A peteca, portanto, segue em jogo – tanto em 2017 quanto nos anos seguintes. Abaixo, relembre os principais acontecimentos que marcaram 2016 para as mulheres do cinema:
Dispostas a falar – e a escrever
Jennifer Aniston, Renée Zelwegger, Mila Kunis, Gabrielle Union, Rose McGowan, Evan Rachel Wood, Chelsea Handler e Amber Heard foram algumas das atrizes que usaram cartas abertas e artigos na imprensa internacional para discutir diferentes aspectos da desigualdade de gênero: de cobranças estéticas e pressão quanto à maternidade a machismo no set e casos de abuso sexual. Outros temas que continuaram em pauta foram a diferença de idade e de salário entre atrizes a atores. Olivia Wilde, por exemplo, revelou ter sido considerada “velha demais” para fazer par romântico com Leonardo DiCaprio, que tem quase 10 anos a mais do que ela; Elizabeth Banks, para ser par de Tobey Maguire, apenas 16 meses mais novo. Na questão dos salários, Gillian Anderson e Robin Wright falaram publicamente sobre como tiveram de batalhar para receber o mesmo cachê de David Duchovny e Kevin Spacey em Arquivo X e House of Cards, respectivamente.
Apoio à Maria Schneider, uma década depois
Em um ano com tantos depoimentos de mulheres, foi a declaração de um homem a que gerou maior comoção. Em novembro, ressurgiu na internet um vídeo de 2013 no qual o diretor Bernardo Bertolucci afirma que ele e o ator Marlon Brando não informaram a atriz Maria Schneider (1952-2011) sobre a cena de estupro em O Último Tango em Paris (1972). Artistas e espectadores usaram as redes sociais para manifestar choque e horror – uma reação justa, porém tardia: a própria Schneider comentou sobre o caso em 2007, dizendo ter se sentido violentada e, posteriormente, enfrentado depressão, problemas com drogas e tentativas de suicídio. Um lembrete de como, muitas vezes, a voz da mulher não é suficiente.

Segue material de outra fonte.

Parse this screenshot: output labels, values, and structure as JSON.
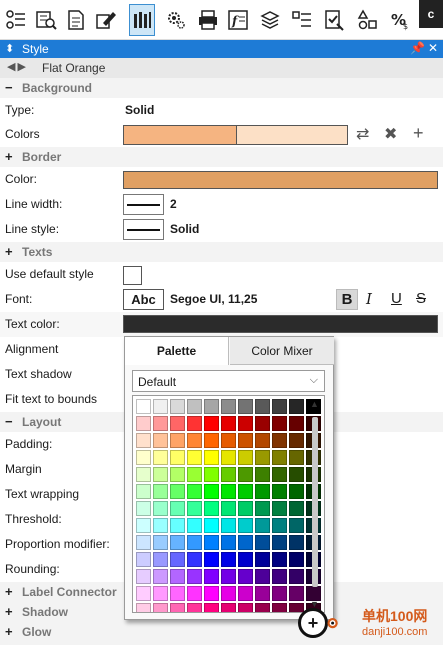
{
  "toolbar": {
    "icons": [
      "properties-icon",
      "inspector-icon",
      "document-icon",
      "edit-style-icon",
      "pencils-icon",
      "settings-icon",
      "printer-icon",
      "formula-icon",
      "layers-icon",
      "list-icon",
      "checklist-icon",
      "shapes-icon",
      "percent-icon",
      "app-icon"
    ],
    "active_index": 4,
    "app_label": "c"
  },
  "panel": {
    "title": "Style",
    "style_name": "Flat Orange"
  },
  "sections": {
    "background": "Background",
    "border": "Border",
    "texts": "Texts",
    "layout": "Layout",
    "label_connector": "Label Connector",
    "shadow": "Shadow",
    "glow": "Glow"
  },
  "fields": {
    "type_label": "Type:",
    "type_value": "Solid",
    "colors_label": "Colors",
    "border_color_label": "Color:",
    "line_width_label": "Line width:",
    "line_width_value": "2",
    "line_style_label": "Line style:",
    "line_style_value": "Solid",
    "use_default_style_label": "Use default style",
    "font_label": "Font:",
    "font_sample": "Abc",
    "font_value": "Segoe UI, 11,25",
    "bold_btn": "B",
    "italic_btn": "I",
    "underline_btn": "U",
    "strike_btn": "S",
    "text_color_label": "Text color:",
    "alignment_label": "Alignment",
    "text_shadow_label": "Text shadow",
    "fit_text_label": "Fit text to bounds",
    "padding_label": "Padding:",
    "margin_label": "Margin",
    "text_wrapping_label": "Text wrapping",
    "threshold_label": "Threshold:",
    "proportion_label": "Proportion modifier:",
    "rounding_label": "Rounding:"
  },
  "colors": {
    "background_color_1": "#f5b481",
    "background_color_2": "#fce0c6",
    "border_color": "#e0a063",
    "text_color": "#2b2b2b",
    "header_blue": "#1e7bd6"
  },
  "popup": {
    "tab_palette": "Palette",
    "tab_mixer": "Color Mixer",
    "dropdown_value": "Default",
    "palette_rows": [
      [
        "#ffffff",
        "#f0f0f0",
        "#d9d9d9",
        "#c0c0c0",
        "#a6a6a6",
        "#8c8c8c",
        "#737373",
        "#595959",
        "#404040",
        "#262626",
        "#000000"
      ],
      [
        "#ffcccc",
        "#ff9999",
        "#ff6666",
        "#ff3333",
        "#ff0000",
        "#e60000",
        "#cc0000",
        "#990000",
        "#800000",
        "#660000",
        "#330000"
      ],
      [
        "#ffe0cc",
        "#ffc299",
        "#ffa366",
        "#ff8533",
        "#ff6600",
        "#e65c00",
        "#cc5200",
        "#b34700",
        "#803300",
        "#662900",
        "#331400"
      ],
      [
        "#ffffcc",
        "#ffff99",
        "#ffff66",
        "#ffff33",
        "#ffff00",
        "#e6e600",
        "#cccc00",
        "#999900",
        "#808000",
        "#666600",
        "#333300"
      ],
      [
        "#e6ffcc",
        "#ccff99",
        "#b3ff66",
        "#99ff33",
        "#80ff00",
        "#66cc00",
        "#4d9900",
        "#3d8000",
        "#336600",
        "#264d00",
        "#1a3300"
      ],
      [
        "#ccffcc",
        "#99ff99",
        "#66ff66",
        "#33ff33",
        "#00ff00",
        "#00e600",
        "#00cc00",
        "#009900",
        "#008000",
        "#006600",
        "#003300"
      ],
      [
        "#ccffe6",
        "#99ffcc",
        "#66ffb3",
        "#33ff99",
        "#00ff80",
        "#00e673",
        "#00cc66",
        "#009950",
        "#008040",
        "#006633",
        "#00331a"
      ],
      [
        "#ccffff",
        "#99ffff",
        "#66ffff",
        "#33ffff",
        "#00ffff",
        "#00e6e6",
        "#00cccc",
        "#009999",
        "#008080",
        "#006666",
        "#003333"
      ],
      [
        "#cce5ff",
        "#99ccff",
        "#66b3ff",
        "#3399ff",
        "#0080ff",
        "#0073e6",
        "#0066cc",
        "#004d99",
        "#004080",
        "#003366",
        "#001a33"
      ],
      [
        "#ccccff",
        "#9999ff",
        "#6666ff",
        "#3333ff",
        "#0000ff",
        "#0000e6",
        "#0000cc",
        "#000099",
        "#000080",
        "#000066",
        "#000033"
      ],
      [
        "#e6ccff",
        "#cc99ff",
        "#b366ff",
        "#9933ff",
        "#8000ff",
        "#7300e6",
        "#6600cc",
        "#4d0099",
        "#400080",
        "#330066",
        "#1a0033"
      ],
      [
        "#ffccff",
        "#ff99ff",
        "#ff66ff",
        "#ff33ff",
        "#ff00ff",
        "#e600e6",
        "#cc00cc",
        "#990099",
        "#800080",
        "#660066",
        "#330033"
      ],
      [
        "#ffcce6",
        "#ff99cc",
        "#ff66b3",
        "#ff3399",
        "#ff0080",
        "#e60073",
        "#cc0066",
        "#99004d",
        "#800040",
        "#660033",
        "#33001a"
      ]
    ]
  },
  "watermark": {
    "line1": "单机100网",
    "line2": "danji100.com"
  }
}
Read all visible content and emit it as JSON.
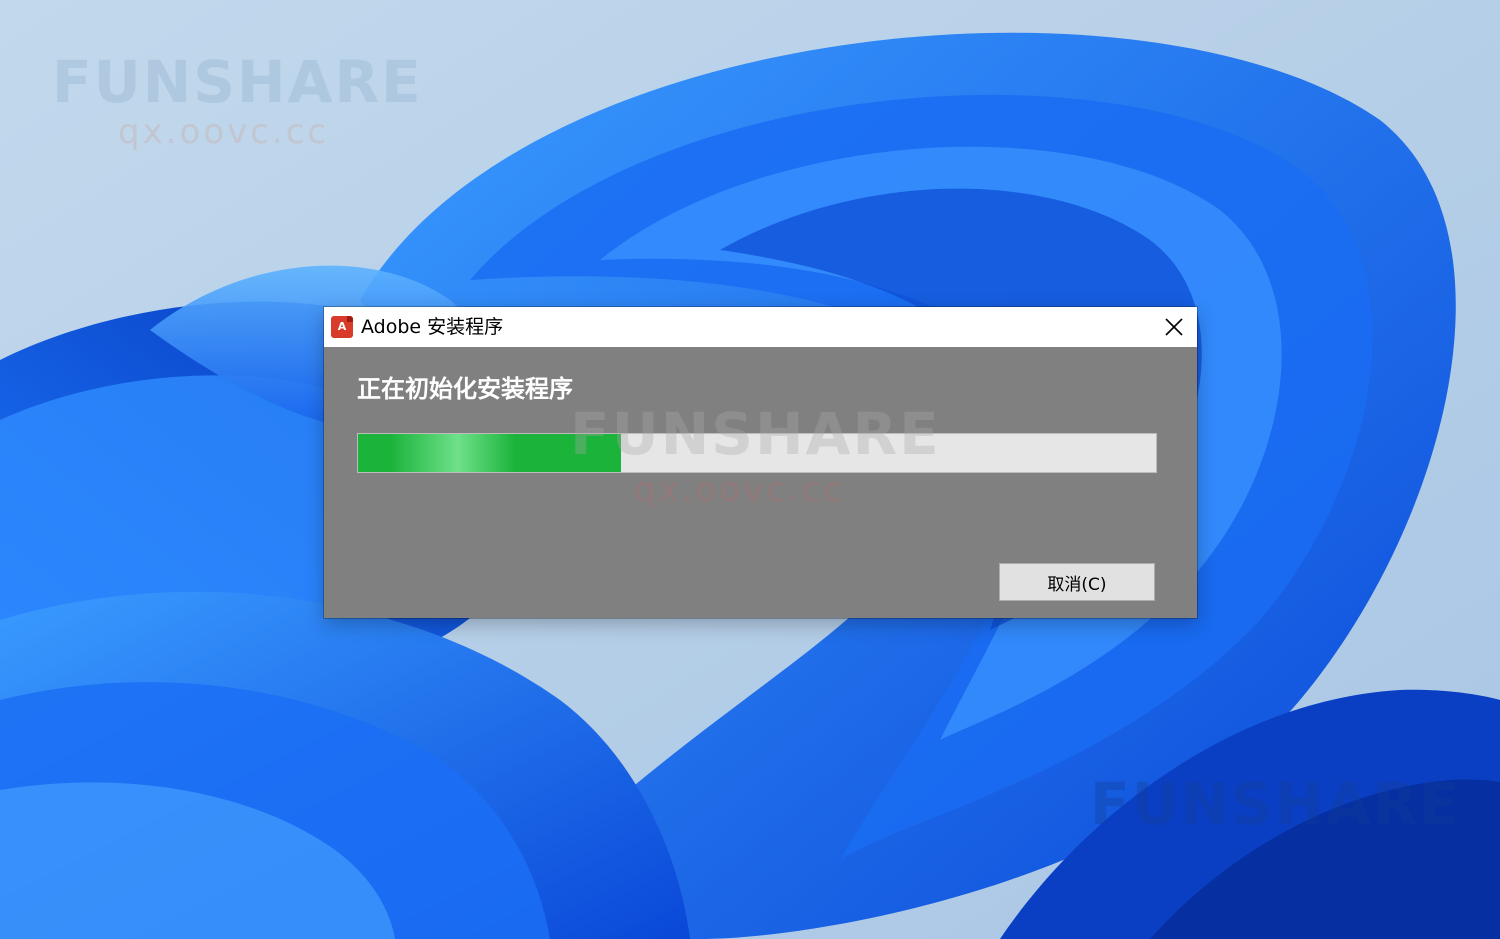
{
  "watermark": {
    "brand": "FUNSHARE",
    "url": "qx.oovc.cc"
  },
  "dialog": {
    "title": "Adobe 安装程序",
    "app_icon_glyph": "A",
    "close_icon": "close-icon",
    "status": "正在初始化安装程序",
    "progress_fraction": 0.33,
    "cancel_label": "取消(C)"
  },
  "colors": {
    "progress_green": "#1bb33a",
    "dialog_body": "#808080",
    "wallpaper_blue": "#1a5fe0"
  }
}
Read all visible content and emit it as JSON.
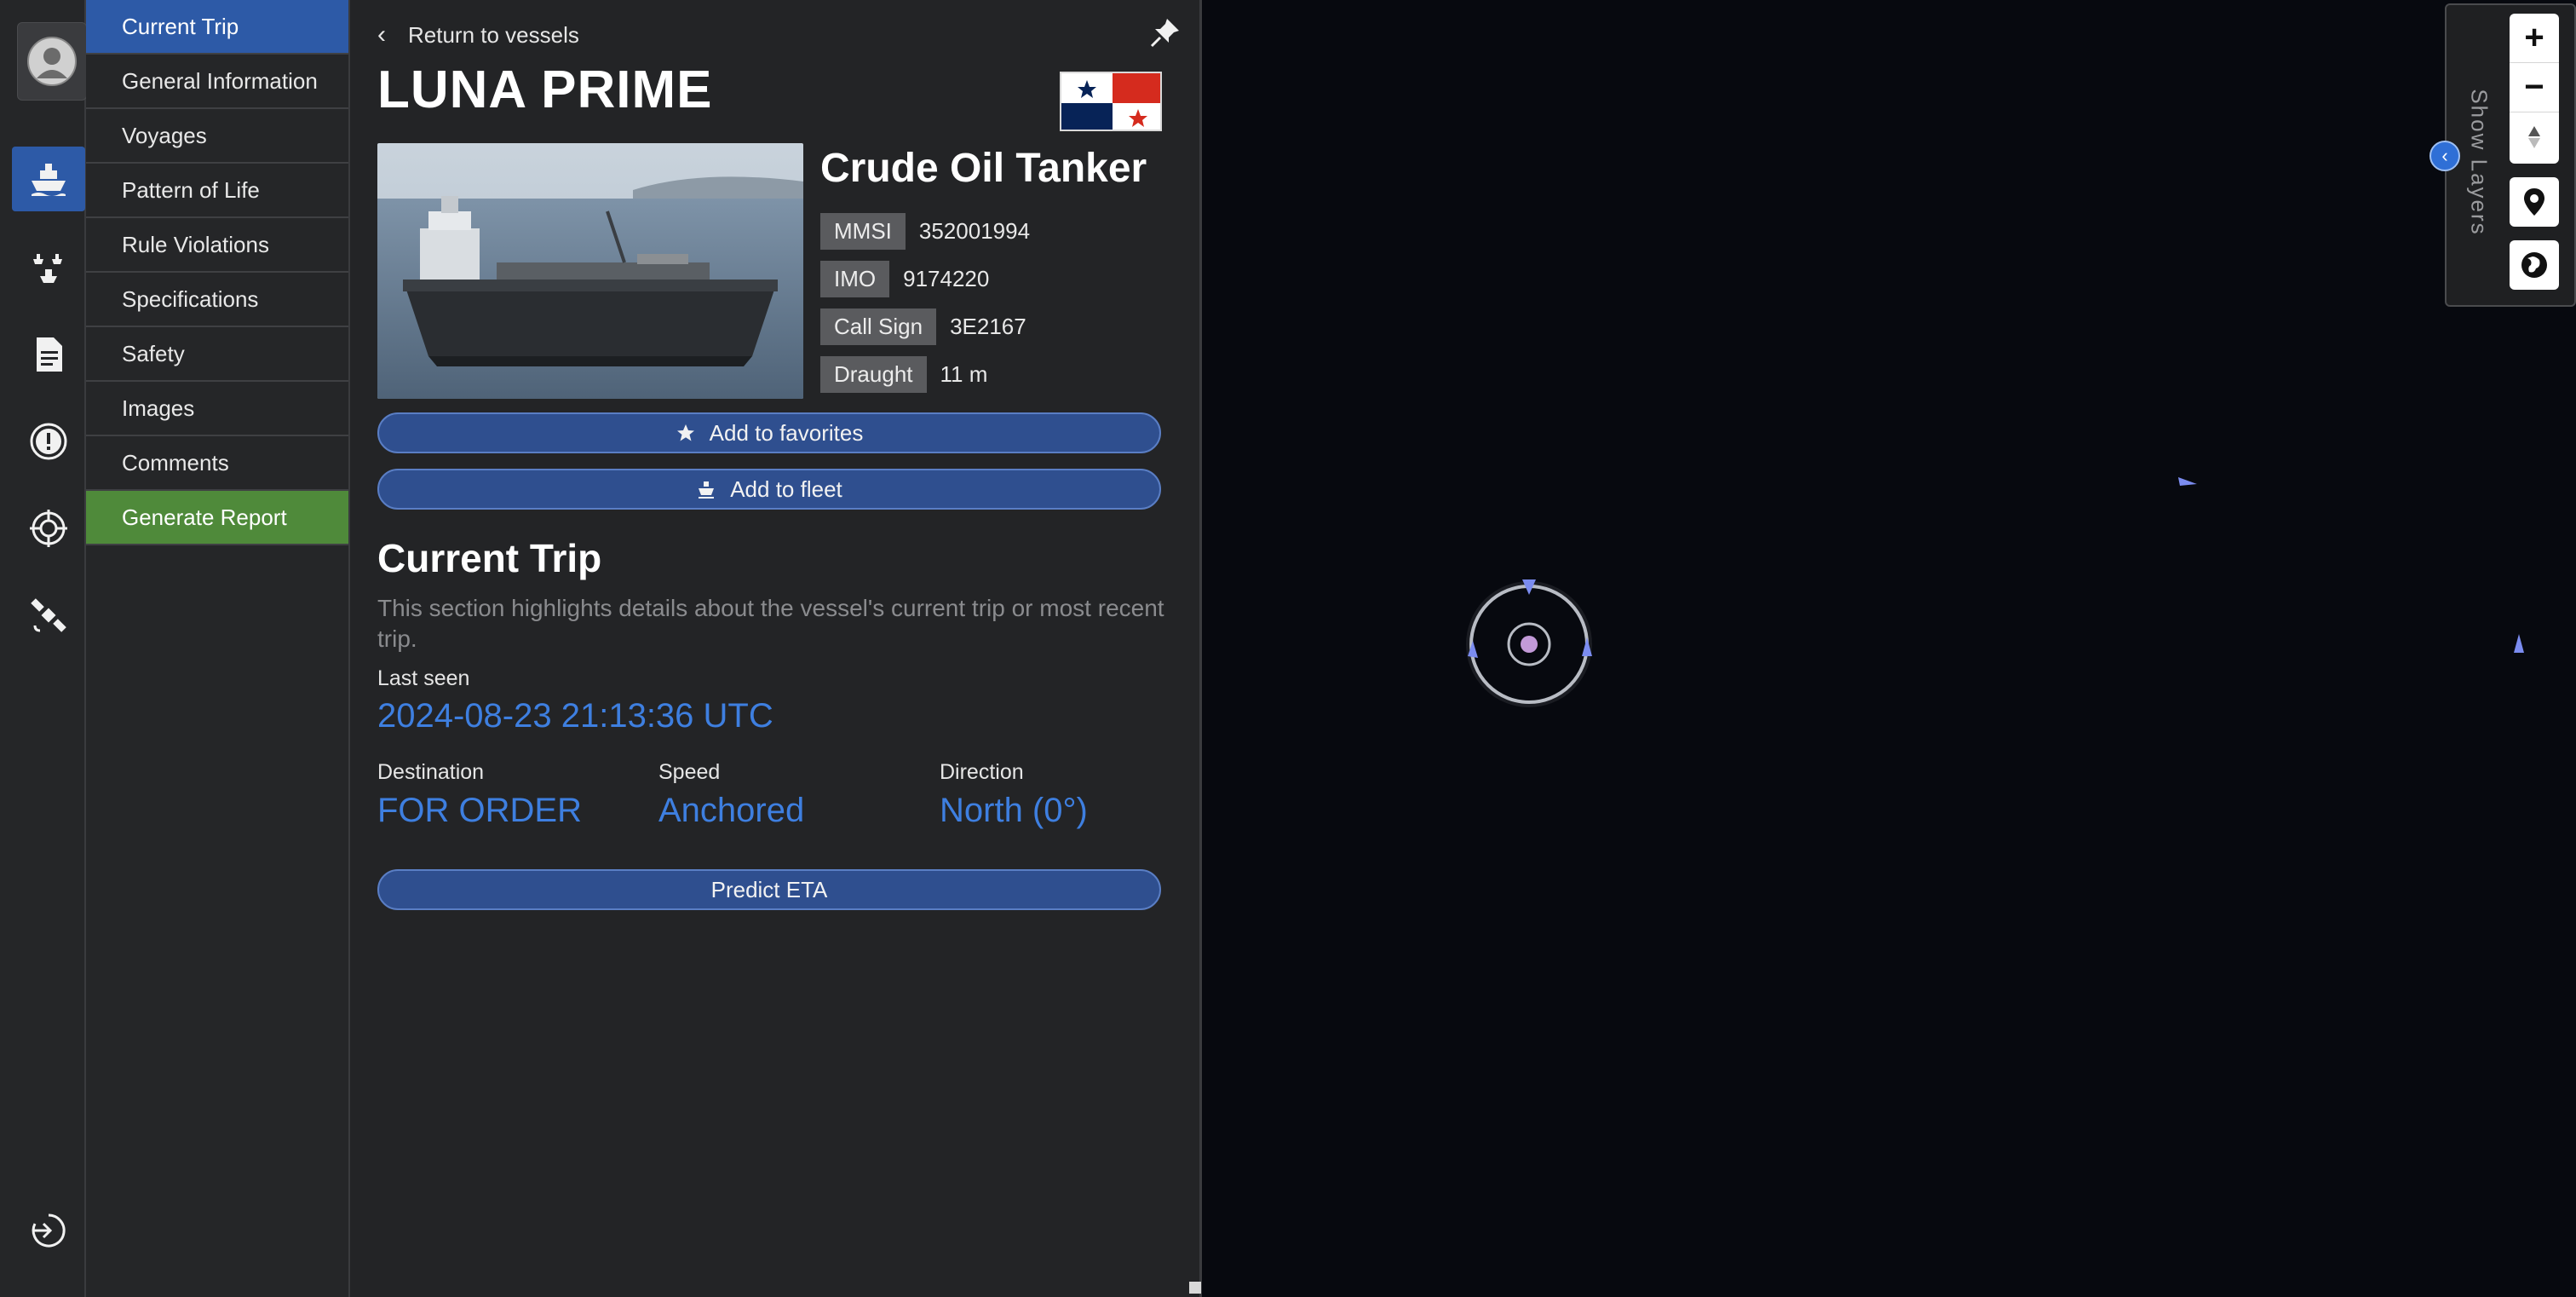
{
  "menu": {
    "items": [
      {
        "label": "Current Trip"
      },
      {
        "label": "General Information"
      },
      {
        "label": "Voyages"
      },
      {
        "label": "Pattern of Life"
      },
      {
        "label": "Rule Violations"
      },
      {
        "label": "Specifications"
      },
      {
        "label": "Safety"
      },
      {
        "label": "Images"
      },
      {
        "label": "Comments"
      },
      {
        "label": "Generate Report"
      }
    ]
  },
  "panel": {
    "back_label": "Return to vessels",
    "vessel_name": "LUNA PRIME",
    "vessel_type": "Crude Oil Tanker",
    "identifiers": [
      {
        "label": "MMSI",
        "value": "352001994"
      },
      {
        "label": "IMO",
        "value": "9174220"
      },
      {
        "label": "Call Sign",
        "value": "3E2167"
      },
      {
        "label": "Draught",
        "value": "11 m"
      }
    ],
    "favorites_label": "Add to favorites",
    "fleet_label": "Add to fleet",
    "section_title": "Current Trip",
    "section_desc": "This section highlights details about the vessel's current trip or most recent trip.",
    "last_seen_label": "Last seen",
    "last_seen_value": "2024-08-23 21:13:36 UTC",
    "stats": [
      {
        "label": "Destination",
        "value": "FOR ORDER"
      },
      {
        "label": "Speed",
        "value": "Anchored"
      },
      {
        "label": "Direction",
        "value": "North (0°)"
      }
    ],
    "predict_label": "Predict ETA"
  },
  "map": {
    "show_layers_label": "Show Layers",
    "zoom_in": "+",
    "zoom_out": "−"
  },
  "colors": {
    "accent_blue": "#2d5aa7",
    "value_blue": "#3e7fe0",
    "report_green": "#4f8a3a"
  }
}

Caça-Fantasmas e o horror da internet
O lançamento da versão de Caça-Fantasmas com elenco feminino expôs o pior do machismo na internet. A proporção do boicote e o nível de agressividade foram muito além dos provocados por outros remakes, e os ataques racistas contra a atriz Leslie Jones, que recebeu ofensas no Twitter e teve seu site invadido por hackers, elevaram o horror a outro patamar. Uma bilheteria sólida, mas não arrasadora, impediu que Caça-Fantasmas passasse uma mensagem inequívoca a Hollywood de que o público quer ver mulheres em comédias e filmes de ação. Ainda assim, valeu a pena: pudemos ver quatro atrizes (três delas com mais de 40 anos) no centro de um blockbuster de verão, em papéis geralmente associados aos homens, salvando o mundo enquanto vestem um dos uniformes menos sensuais que o cinema já viu.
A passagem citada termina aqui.